In the nearby 7th Hampden district, which covers Ludlow and parts of Belchertown (actually in Hampshire County), Chicopee and Springfield, there are no primary contests. Ludlow School Committee member Jake Oliveira had been preparing for a race against fellow Democrat John DaCruz. However, DaCruz did not ultimately file.

Now, Oliveira can focus on his general election opponent and School Committee colleague James “Chip” Harrington. Outside Westfield’s race, the 7th Hampden is the only other rep seat in the 413 that could flip Republican this year. The seat still tilts Democratic, but Harrington, a former Democrat who also ran for senate seat, is well-known in his and Oliveira’s native Ludlow.

Oliveira has plenty of local name recognition, too. He can also lean on the district’s more reflexively Democratic territory Belchertown and Springfield.

The last contested race is in the 11th Hampden, a shuriken-shaped district in the middle of Springfield. Anchored in Springfield’s historically black neighborhoods, its current occupant is Democrat Bud Williams. His Republican opponent is Prince Golphin, Jr. Though Williams has had his ups and downs in city politics, only divine intervention could pry this seat from Democratic control.

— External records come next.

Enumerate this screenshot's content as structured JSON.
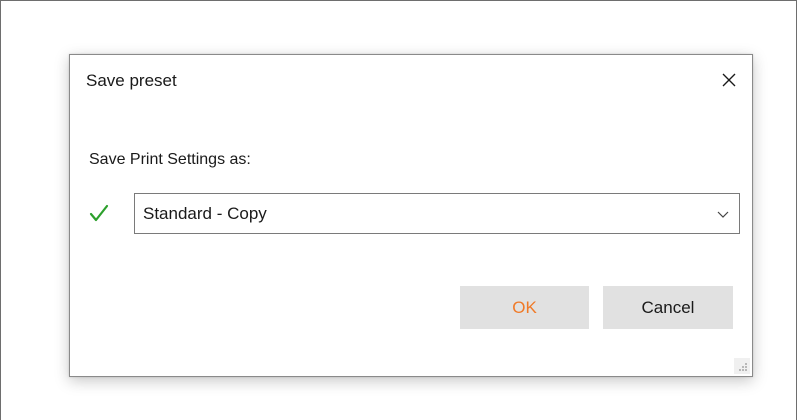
{
  "dialog": {
    "title": "Save preset",
    "prompt_label": "Save Print Settings as:",
    "preset_name": "Standard - Copy",
    "ok_label": "OK",
    "cancel_label": "Cancel"
  },
  "icons": {
    "close": "close-icon",
    "check": "check-icon",
    "chevron": "chevron-down-icon",
    "grip": "resize-grip-icon"
  },
  "colors": {
    "check": "#2ca02c",
    "ok_text": "#f07a28",
    "button_bg": "#e1e1e1"
  }
}
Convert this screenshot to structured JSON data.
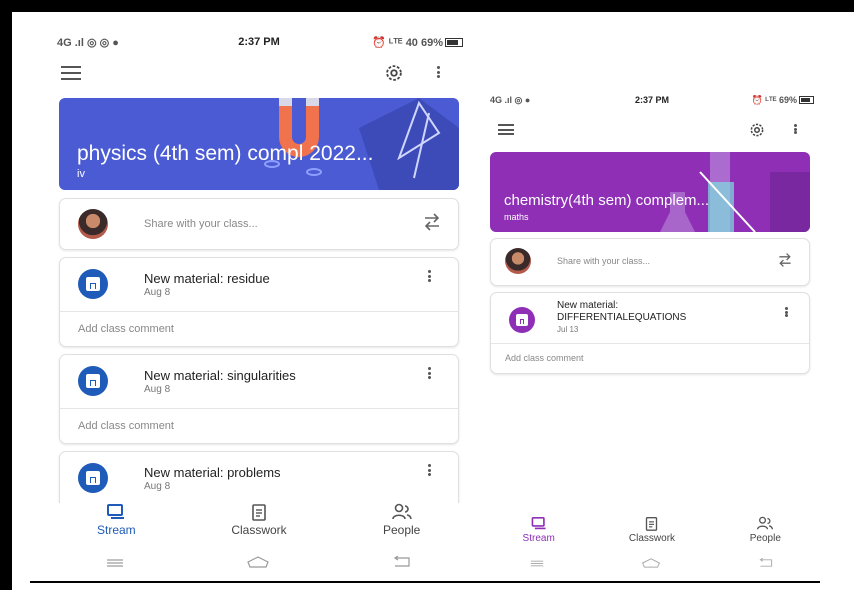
{
  "left_phone": {
    "status": {
      "left": "4G .ıl ◎ ◎ ●",
      "time": "2:37 PM",
      "right": "⏰ ᴸᵀᴱ 40 69%"
    },
    "banner": {
      "title": "physics (4th sem) compl 2022...",
      "subtitle": "iv"
    },
    "share_placeholder": "Share with your class...",
    "posts": [
      {
        "title": "New material: residue",
        "date": "Aug 8",
        "comment": "Add class comment"
      },
      {
        "title": "New material: singularities",
        "date": "Aug 8",
        "comment": "Add class comment"
      },
      {
        "title": "New material: problems",
        "date": "Aug 8"
      }
    ],
    "nav": [
      {
        "label": "Stream",
        "icon": "stream-icon"
      },
      {
        "label": "Classwork",
        "icon": "classwork-icon"
      },
      {
        "label": "People",
        "icon": "people-icon"
      }
    ]
  },
  "right_phone": {
    "status": {
      "left": "4G .ıl ◎ ●",
      "time": "2:37 PM",
      "right": "⏰ ᴸᵀᴱ 69%"
    },
    "banner": {
      "title": "chemistry(4th sem) complem...",
      "subtitle": "maths"
    },
    "share_placeholder": "Share with your class...",
    "posts": [
      {
        "title_line1": "New material:",
        "title_line2": "DIFFERENTIALEQUATIONS",
        "date": "Jul 13",
        "comment": "Add class comment"
      }
    ],
    "nav": [
      {
        "label": "Stream",
        "icon": "stream-icon"
      },
      {
        "label": "Classwork",
        "icon": "classwork-icon"
      },
      {
        "label": "People",
        "icon": "people-icon"
      }
    ]
  },
  "colors": {
    "physics_banner": "#4a5bd4",
    "chemistry_banner": "#8e2fb5",
    "physics_accent": "#1f5bb8",
    "chemistry_accent": "#8e2fb5"
  }
}
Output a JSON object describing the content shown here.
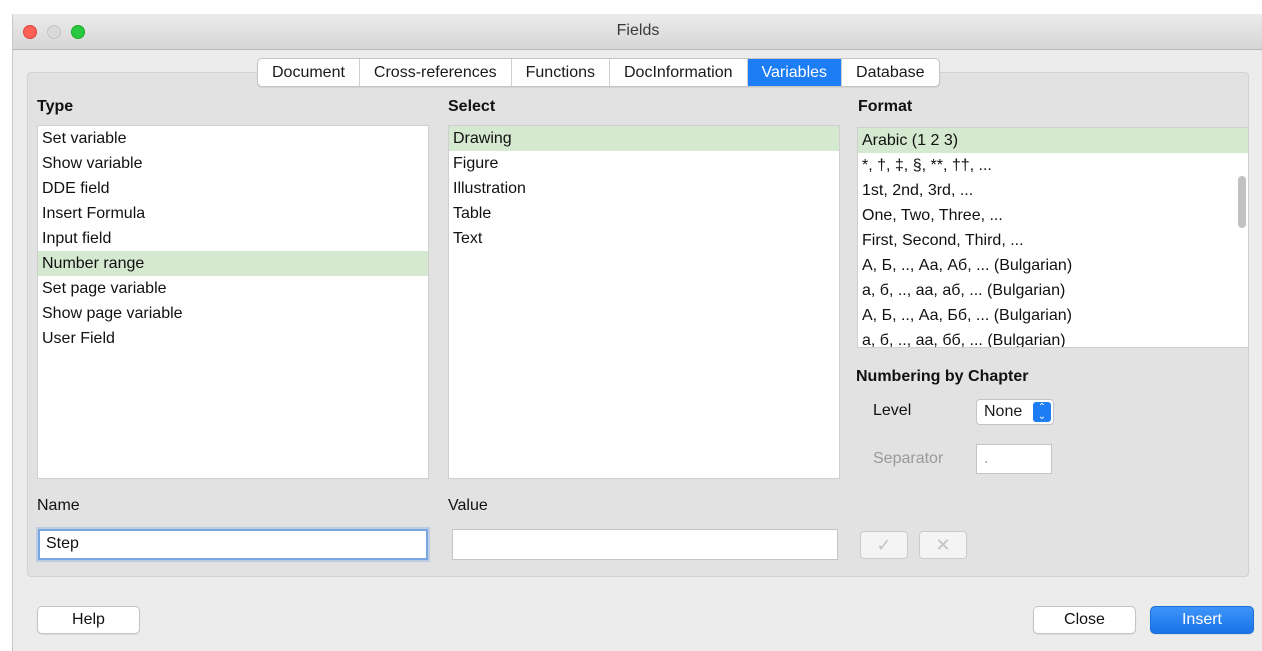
{
  "window": {
    "title": "Fields"
  },
  "tabs": [
    {
      "label": "Document",
      "active": false
    },
    {
      "label": "Cross-references",
      "active": false
    },
    {
      "label": "Functions",
      "active": false
    },
    {
      "label": "DocInformation",
      "active": false
    },
    {
      "label": "Variables",
      "active": true
    },
    {
      "label": "Database",
      "active": false
    }
  ],
  "type": {
    "label": "Type",
    "items": [
      "Set variable",
      "Show variable",
      "DDE field",
      "Insert Formula",
      "Input field",
      "Number range",
      "Set page variable",
      "Show page variable",
      "User Field"
    ],
    "selected": "Number range"
  },
  "select": {
    "label": "Select",
    "items": [
      "Drawing",
      "Figure",
      "Illustration",
      "Table",
      "Text"
    ],
    "selected": "Drawing"
  },
  "format": {
    "label": "Format",
    "items": [
      "Arabic (1 2 3)",
      "*, †, ‡, §, **, ††, ...",
      "1st, 2nd, 3rd, ...",
      "One, Two, Three, ...",
      "First, Second, Third, ...",
      "А, Б, .., Аа, Аб, ... (Bulgarian)",
      "а, б, .., аа, аб, ... (Bulgarian)",
      "А, Б, .., Аа, Бб, ... (Bulgarian)",
      "а, б, .., аа, бб, ... (Bulgarian)"
    ],
    "selected": "Arabic (1 2 3)"
  },
  "numbering": {
    "heading": "Numbering by Chapter",
    "level_label": "Level",
    "level_value": "None",
    "separator_label": "Separator",
    "separator_value": "."
  },
  "name": {
    "label": "Name",
    "value": "Step"
  },
  "value": {
    "label": "Value",
    "value": ""
  },
  "icons": {
    "apply": "checkmark-icon",
    "remove": "x-icon"
  },
  "buttons": {
    "help": "Help",
    "close": "Close",
    "insert": "Insert"
  },
  "colors": {
    "accent": "#1d7df5",
    "selection": "#d5e8d0"
  }
}
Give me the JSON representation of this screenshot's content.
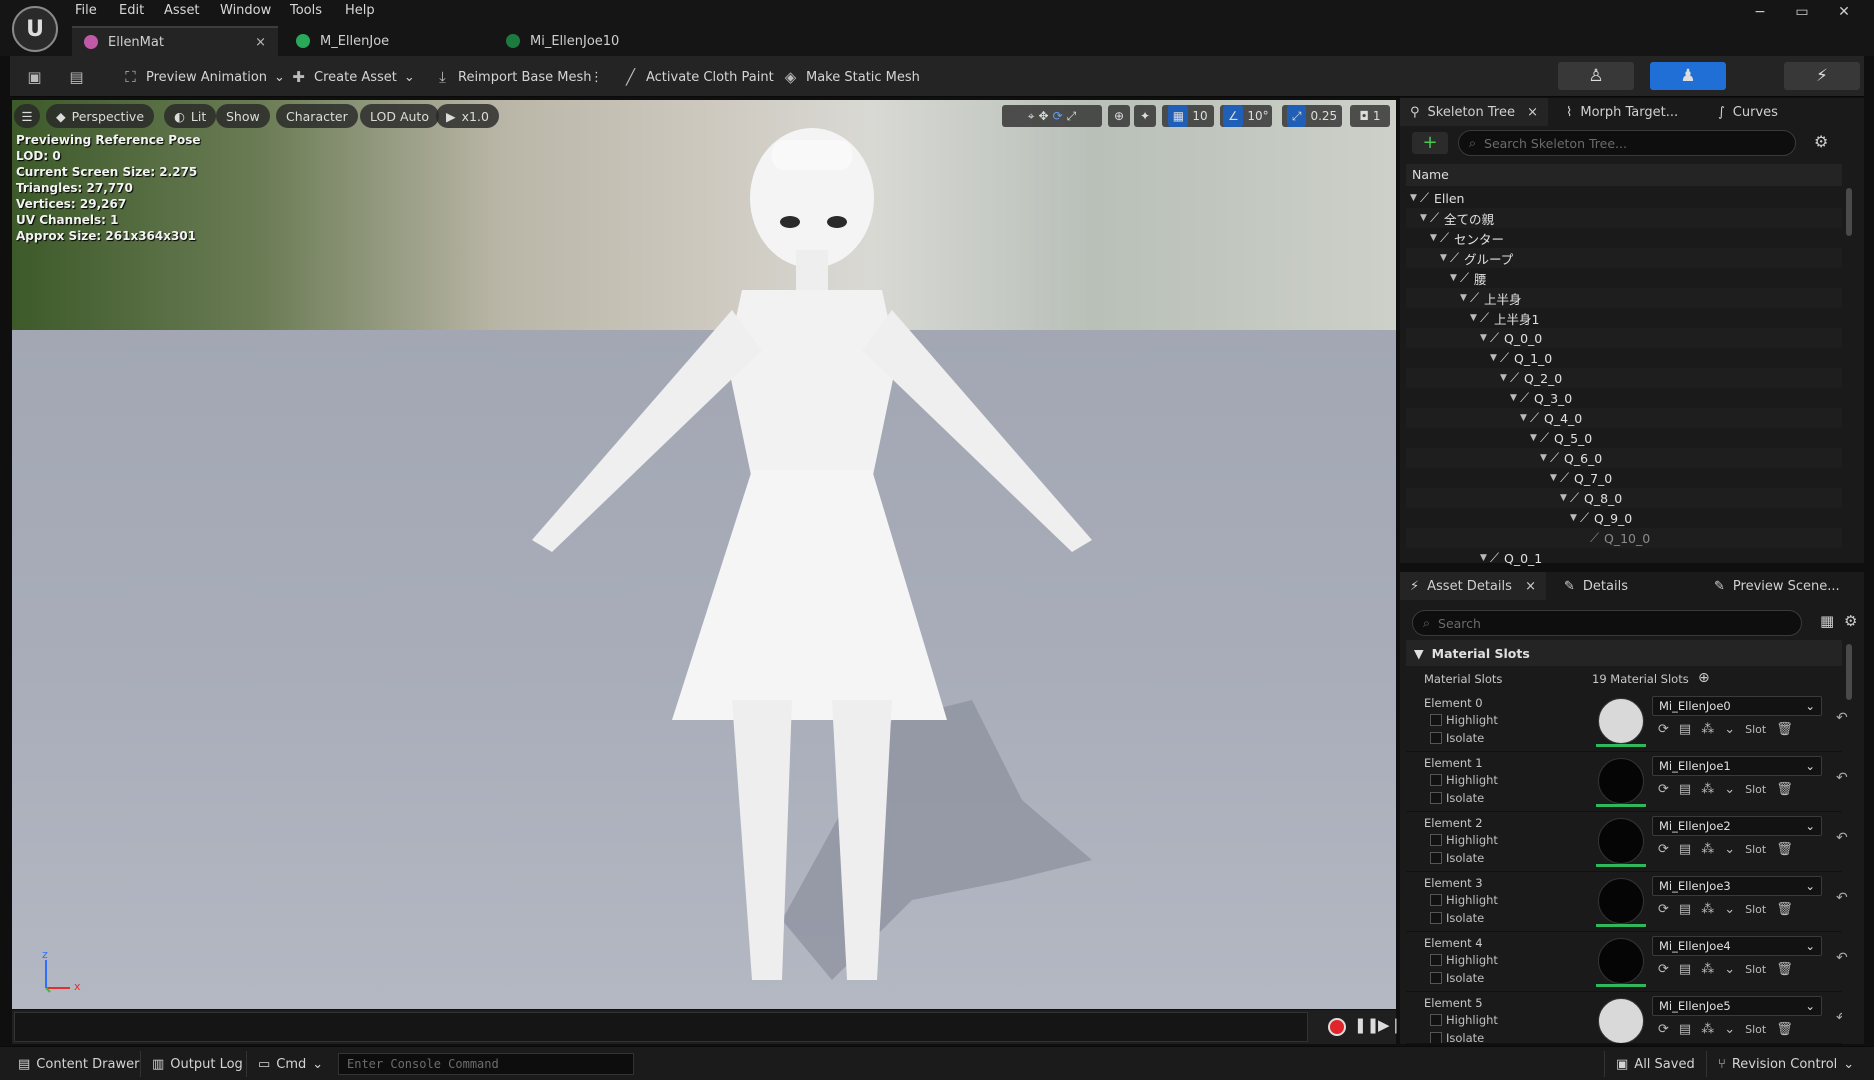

All other Western Massachusetts reps face no opposition. That includes the entire Berkshire and Hampshire delegations, 1st Franklin Rep Natalie Blais, Hampden Reps, Todd Smola, Brian Ashe, Michael Finn, Joseph Wagner, Carlos Gonzalez and Angelo Puppolo. All are Democrats except Smola, the 413’s only other Republican rep aside from Boldyga.

The filing report confirms Holyoke Mayor Alex More’s challenge to Springfield Congressman Richard Neal in the state 1st Congressional district. No Republican has filed for the district, though independents have time. Worcester Congressman James McGovern, whose represents some of the Upper Valley, has Republican opposition in Tracy Lovvorn. Both McGovern’s district and the 1st are too Democratic to make a GOP flip practical.

On the Democratic US Senate ballot are incumbent Senator Ed Markey and Newton Congressman Joseph Kennedy, III. Their Republican general election opponent will be either Kevin O’Connor and Shiva Ayyadurai. Ayyadurai ran a quixotic third-party bid against Elizabeth Warren in 2018.

The only other contested race in Western Massachusetts is the Democratic primary for Hampden Register of Probate. Longtime register employee Rosemary Saccomani faces perennial candidate Robert Collamore. The winner will face unenrolled candidate Lori Landers-Carvalho. Incumbent Suzanne Seguin is retiring.